Czym są Walentynki? Skąd się wzięły i czy naprawdę dotyczą miłości? Oto krótka odpowiedź…
Choć powszechnie uważa się, że kolebką Walentynek są Stany Zjednoczone i że to właśnie z nich święto przywędrowało do Europy, to fakty wskazują na zupełnie inny bieg historii. Otóż pierwsze doniesienia o święcie zakochanych odnotowano już w czasach pogańskich, kiedy to w starożytnym Rzymie 14 lutego był wigilią Luperkaliów – świąt ku czci Fauna – bożka płodności, opiekuna trzód i zbiorów. Dzień ten czczono hucznymi zabawami obfitującymi w liczne obrzędy. Jednym z najpopularniejszych było losowanie przez młodych mężczyzn kartki, na której dziewczęta umieszczały swe imiona wraz z krótkimi wiadomościami miłosnymi. Wylosowana stawała się partnerką losującego na czas uroczystości.

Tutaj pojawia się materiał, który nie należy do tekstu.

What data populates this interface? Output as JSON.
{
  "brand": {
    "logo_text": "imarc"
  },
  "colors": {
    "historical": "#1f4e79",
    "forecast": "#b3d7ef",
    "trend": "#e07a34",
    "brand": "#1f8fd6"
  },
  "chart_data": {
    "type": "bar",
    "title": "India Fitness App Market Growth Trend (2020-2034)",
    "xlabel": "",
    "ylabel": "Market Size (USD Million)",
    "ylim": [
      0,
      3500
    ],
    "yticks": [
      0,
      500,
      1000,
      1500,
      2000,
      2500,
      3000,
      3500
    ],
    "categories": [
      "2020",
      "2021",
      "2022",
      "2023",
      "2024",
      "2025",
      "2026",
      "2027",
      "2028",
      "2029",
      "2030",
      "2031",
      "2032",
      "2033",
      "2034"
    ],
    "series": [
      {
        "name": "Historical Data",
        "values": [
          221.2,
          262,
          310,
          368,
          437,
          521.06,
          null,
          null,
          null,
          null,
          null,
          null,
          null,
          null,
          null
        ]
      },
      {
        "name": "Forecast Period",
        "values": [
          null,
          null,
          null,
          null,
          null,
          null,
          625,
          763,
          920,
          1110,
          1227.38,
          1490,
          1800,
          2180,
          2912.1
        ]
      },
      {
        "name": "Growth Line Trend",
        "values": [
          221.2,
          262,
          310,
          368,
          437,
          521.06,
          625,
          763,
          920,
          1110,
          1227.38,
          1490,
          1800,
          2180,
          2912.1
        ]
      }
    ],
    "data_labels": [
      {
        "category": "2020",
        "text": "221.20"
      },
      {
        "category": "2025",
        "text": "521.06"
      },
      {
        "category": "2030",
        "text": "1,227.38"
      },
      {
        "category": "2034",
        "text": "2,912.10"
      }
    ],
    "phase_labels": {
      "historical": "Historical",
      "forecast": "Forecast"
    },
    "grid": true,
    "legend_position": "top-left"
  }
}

Historycy nie są jednak zgodni co do tej teorii, niektórzy kojarzą dzisiejsze Walentynki z takimi postaciami jak Kupidyn, Eros, Pan czy Juno Februata czyli bożkami związanymi z miłością, namiętnością, pożądaniem, łączącymi ludzi w pary. Te z kolei nie łączą się z Luperkaliami.
We wczesnym średniowieczu, w chwili gdy chrześcijaństwo zaczęło wypierać pogańskie zwyczaje, obchody święta zakochanych stanęły w obliczu zapomnienia. Ratunkiem dla nich stał się fakt, że chrześcijaństwo było wówczas religią młodą, budowaną od podstaw, by więc zwiększać grono swych zwolenników musiało stawiać swe filary na kultywowanych od setek lat tradycjach i zwyczajach pogańskich. W związku z tym zwierzchnicy kościoła zdecydowali – tak jak w przypadku wielu innych, ważnych dla lokalnych kultur świąt – by także temu nadać chrześcijańską interpretację. Tym samym dzień kultu pogańskiego bożka został zamieniony w święto ku czci świętego Walentego.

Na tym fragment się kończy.